The correct use of APIs is crucial to avoid erroneous and insecure code. Cryptographic APIs are particularly important for data security, but general (all other) APIs must be used correctly to develop secure, high-quality software. To check the secure and correct use of APIs, static analysis tools are used in practice.

The "Secure Software Engineering" research group has been part of the Collaborative Research Center SFB 1119 CROSSING from the very beginning, in which cryptographic solutions for the future are being researched. One successful development of this research is the static analysis tool CogniCrypt, which detects misuse of cryptographic APIs. For this purpose, CogniCrypt uses the so-called allow-listing approach, in which the secure use of cryptographic APIs is specified in the form of rules. CogniCrypt configures its analysis according to the selected rule set and reports a warning for each non-compliance. In this way, developers using CogniCrypt are made aware of security-relevant errors and can correct them.

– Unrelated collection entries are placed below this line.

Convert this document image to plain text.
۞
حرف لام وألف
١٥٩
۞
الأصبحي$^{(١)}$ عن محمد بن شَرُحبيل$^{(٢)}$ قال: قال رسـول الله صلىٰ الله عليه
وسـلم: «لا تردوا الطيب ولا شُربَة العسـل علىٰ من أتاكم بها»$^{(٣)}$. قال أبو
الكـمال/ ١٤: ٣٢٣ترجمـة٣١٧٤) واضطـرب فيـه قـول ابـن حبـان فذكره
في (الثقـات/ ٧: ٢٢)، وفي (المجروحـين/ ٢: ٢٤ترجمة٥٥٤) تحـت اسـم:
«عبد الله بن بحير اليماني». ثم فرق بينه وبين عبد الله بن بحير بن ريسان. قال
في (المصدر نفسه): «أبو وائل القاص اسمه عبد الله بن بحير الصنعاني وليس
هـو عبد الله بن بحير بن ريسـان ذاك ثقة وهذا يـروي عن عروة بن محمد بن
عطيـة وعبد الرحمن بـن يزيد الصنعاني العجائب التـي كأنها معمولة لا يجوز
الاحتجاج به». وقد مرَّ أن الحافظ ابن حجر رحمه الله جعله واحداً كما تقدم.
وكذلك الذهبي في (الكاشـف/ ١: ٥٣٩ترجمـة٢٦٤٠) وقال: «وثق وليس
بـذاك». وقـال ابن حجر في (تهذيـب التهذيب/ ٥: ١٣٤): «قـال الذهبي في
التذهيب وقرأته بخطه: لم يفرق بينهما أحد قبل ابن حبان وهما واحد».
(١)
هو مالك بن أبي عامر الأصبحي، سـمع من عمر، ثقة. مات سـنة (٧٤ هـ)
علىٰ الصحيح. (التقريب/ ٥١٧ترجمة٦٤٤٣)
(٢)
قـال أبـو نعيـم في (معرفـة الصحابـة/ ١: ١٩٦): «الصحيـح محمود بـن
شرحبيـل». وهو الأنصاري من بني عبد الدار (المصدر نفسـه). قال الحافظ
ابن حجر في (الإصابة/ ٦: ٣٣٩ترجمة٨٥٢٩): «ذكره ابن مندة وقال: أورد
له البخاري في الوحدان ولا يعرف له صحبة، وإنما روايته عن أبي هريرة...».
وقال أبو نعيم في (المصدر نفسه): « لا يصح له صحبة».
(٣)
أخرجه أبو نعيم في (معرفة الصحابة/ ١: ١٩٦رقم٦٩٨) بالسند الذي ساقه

This successful approach is now being further investigated and led to the launch of a new project in March 2023 as part of the BMBF-funded Software Campus. A Software Campus project aims to conduct practical research in collaboration with industry. The project is led by a doctoral student, so that practical project experience is gained, which is supported by intensifying further training.

The project idea to generalize CogniCrypt's approach originates from research to better understand API misuse, its origin and classification, as well as the accompanying classification framework "FUM".

This research has shown that CogniCrypt is very well suited for cryptography, but that many other language features of APIs in programming languages are not yet covered. In order to be able to specify rules for the correct use of many other APIs in addition to cryptographic APIs in the future and to configure an analysis from this, a new static analysis tool is being developed in this Software Campus project, which offers the configuration and analysis features required for general APIs.

The resulting generalization of the allow-listing approach offers many new possibilities. Specifying rule sets for general APIs enables a more flexible use of the new static analysis tool. Rule sets can be compiled and adapted for specific projects or specified for company-internal as well as external APIs. In addition, the rule sets for cryptography that already exist in CogniCrypt can continue to be used. This means that the new, general static analysis tool can provide the security analysis for cryptographic APIs already known from CogniCrypt together with custom defined analyses.